Medicare beneficiaries who have both Part A and B can choose to receive their benefits through a variety of risk-based plans known as Part C. Patients with end-stage renal disease cannot enroll in Part C unless they were enrolled before they acquired end-stage renal disease. The following is a list of primary Medicare+Choice Plans:

  • Coordinated Care Plans: Includes Health Maintenance Organizations, Provider Sponsored Organizations, and Preferred Provider Organizations, and other certified public or private coordinated care plans.
  • Fee for Service Plans: Certain private providers can be selected if the providers agree to accept the plan's payment terms and conditions. This plan does not place the provider at risk.
  • Medical Savings Account (MSA) Plan:This plan includes a high deductible ($6,000 in 1999). The Plan pays a prescribed portion of the capitation amount into an insurance fund for the beneficiary. The difference between the capitated amount and the plan premium is deposited into a Medical Savings Account. Deposits for the entire year are made at the beginning of the year. After the beneficiary pays the deductible, the MSA pays the provider either the specified expenses defined by the MSA plan or the original Medicare fee-for-service amount, whichever is less. If extra money remains in the MSA Plan at the end of the year, it can be used to pay for future medical needs, including certain benefits not covered by traditional Medicare, or certain nonmedical expenditures. There are some restrictions as to who may elect an MSA plan.

Eligibility Part D

Prescription Drug Insurance

Begun in 2006, Medicare’s coverage of prescription drugs offered initial confusion that has somewhat been abated.

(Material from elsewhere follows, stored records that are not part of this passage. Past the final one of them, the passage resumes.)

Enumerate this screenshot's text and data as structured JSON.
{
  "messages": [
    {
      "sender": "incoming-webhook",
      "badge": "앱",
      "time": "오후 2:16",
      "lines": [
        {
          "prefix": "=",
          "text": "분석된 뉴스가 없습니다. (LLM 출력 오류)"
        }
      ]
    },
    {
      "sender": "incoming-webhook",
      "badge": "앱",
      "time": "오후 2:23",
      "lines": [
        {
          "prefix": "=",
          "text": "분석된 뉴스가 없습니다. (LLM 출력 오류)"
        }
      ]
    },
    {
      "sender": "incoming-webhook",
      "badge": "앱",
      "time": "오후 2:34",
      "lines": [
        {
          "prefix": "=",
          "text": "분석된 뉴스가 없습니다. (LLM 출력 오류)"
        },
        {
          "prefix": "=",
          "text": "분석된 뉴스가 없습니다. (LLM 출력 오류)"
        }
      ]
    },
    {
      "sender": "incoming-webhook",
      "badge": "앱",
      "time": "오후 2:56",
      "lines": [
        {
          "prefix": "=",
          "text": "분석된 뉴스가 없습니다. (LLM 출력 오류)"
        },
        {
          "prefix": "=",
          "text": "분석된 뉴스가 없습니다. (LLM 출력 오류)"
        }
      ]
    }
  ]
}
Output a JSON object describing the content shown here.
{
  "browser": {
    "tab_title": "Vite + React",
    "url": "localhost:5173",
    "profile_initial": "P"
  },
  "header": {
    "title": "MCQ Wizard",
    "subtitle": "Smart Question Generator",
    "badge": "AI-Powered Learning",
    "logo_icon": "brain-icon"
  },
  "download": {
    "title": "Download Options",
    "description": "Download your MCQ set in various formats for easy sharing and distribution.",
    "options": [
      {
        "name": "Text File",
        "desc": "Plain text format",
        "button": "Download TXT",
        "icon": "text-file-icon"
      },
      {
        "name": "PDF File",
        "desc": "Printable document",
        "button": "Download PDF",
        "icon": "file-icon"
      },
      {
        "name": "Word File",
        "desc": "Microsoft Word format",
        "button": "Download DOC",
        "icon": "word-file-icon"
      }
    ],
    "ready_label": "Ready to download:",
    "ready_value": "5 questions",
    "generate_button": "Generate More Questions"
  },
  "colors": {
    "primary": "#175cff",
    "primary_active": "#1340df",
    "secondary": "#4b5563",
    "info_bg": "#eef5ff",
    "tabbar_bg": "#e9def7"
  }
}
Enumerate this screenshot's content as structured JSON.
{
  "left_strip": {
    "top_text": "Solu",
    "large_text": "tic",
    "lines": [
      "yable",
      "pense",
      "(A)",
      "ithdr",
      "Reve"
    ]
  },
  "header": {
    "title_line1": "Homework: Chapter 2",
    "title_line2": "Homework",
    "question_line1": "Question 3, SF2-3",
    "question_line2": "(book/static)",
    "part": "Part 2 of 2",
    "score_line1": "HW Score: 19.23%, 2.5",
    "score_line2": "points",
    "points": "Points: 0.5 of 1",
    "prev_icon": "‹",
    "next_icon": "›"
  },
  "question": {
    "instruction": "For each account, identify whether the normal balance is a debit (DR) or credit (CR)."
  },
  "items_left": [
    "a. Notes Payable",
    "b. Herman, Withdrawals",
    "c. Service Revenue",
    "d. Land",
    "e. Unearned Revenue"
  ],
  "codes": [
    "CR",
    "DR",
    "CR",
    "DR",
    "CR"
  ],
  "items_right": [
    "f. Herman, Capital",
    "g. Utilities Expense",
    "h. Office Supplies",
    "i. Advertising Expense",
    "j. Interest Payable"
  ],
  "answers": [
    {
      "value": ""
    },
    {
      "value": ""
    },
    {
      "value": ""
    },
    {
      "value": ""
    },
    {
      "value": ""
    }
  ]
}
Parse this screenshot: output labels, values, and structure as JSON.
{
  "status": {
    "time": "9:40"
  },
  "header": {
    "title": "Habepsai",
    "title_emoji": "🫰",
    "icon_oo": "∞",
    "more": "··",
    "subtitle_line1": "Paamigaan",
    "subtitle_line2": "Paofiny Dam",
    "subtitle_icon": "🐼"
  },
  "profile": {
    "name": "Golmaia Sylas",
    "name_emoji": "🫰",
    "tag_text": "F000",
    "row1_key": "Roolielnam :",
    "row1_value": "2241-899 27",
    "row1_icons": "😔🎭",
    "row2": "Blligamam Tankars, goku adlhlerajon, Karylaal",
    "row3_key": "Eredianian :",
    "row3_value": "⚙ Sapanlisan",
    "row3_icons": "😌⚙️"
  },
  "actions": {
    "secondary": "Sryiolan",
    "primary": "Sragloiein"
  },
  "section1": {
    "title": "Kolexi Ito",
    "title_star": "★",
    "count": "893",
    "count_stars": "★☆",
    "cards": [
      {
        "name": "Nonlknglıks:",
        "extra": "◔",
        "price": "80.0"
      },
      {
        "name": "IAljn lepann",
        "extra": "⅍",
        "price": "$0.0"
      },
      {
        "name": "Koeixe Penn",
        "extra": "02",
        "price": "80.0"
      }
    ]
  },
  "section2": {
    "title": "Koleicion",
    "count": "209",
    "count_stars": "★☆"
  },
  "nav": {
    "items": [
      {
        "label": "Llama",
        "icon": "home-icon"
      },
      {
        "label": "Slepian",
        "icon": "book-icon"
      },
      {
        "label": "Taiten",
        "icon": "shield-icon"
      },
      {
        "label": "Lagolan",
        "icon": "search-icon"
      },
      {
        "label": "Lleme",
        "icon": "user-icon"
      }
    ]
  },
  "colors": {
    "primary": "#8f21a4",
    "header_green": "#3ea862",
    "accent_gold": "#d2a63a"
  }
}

Part D-covered drugs are defined as: drugs available only by prescription, used and sold in the United States, and used for a medically accepted indication; biological products; insulin; and vaccines. The definition also includes medical supplies associated with the injection of insulin (syringes, needles, alcohol swabs, and gauze). Certain drugs or classes of drugs, or their medical uses, are excluded by law from Part D coverage. These drugs or classes of drugs are listed at this web site. While these drugs or uses are excluded from basic Part D coverage, drug plans may choose to include them as part of supplemental benefits, not covered by Medicare. Medicare covers drugs under Parts A and B as well which has also created confusion. The Centers for Medicare and Medicaid Services has tried to clarify the differences in this document.

Managed Care Plans

Prepaid health care plans like Health Maintenance Organizations are options for Medicare beneficiaries. Under this plan, the beneficiary selects a specific HMO or other approved managed care plan within a service area for comprehensive health care services. The plan must be able to coordinate all the health care services for that person. Managed care plans receive a per-person payment from Medicare that is predetermined based on a formula that is established by law and the demographic characteristics of the Medicare beneficiaries enrolled in the plan.

In addition to providing the regular services covered under Medicare, the managed care plans offer additional services such as preventive care, prescription drugs, eyeglasses, dental care, and hearing aids. The main advantage for the beneficiary is extended coverage and a single, predictable fixed monthly premium with few out of pocket expenses.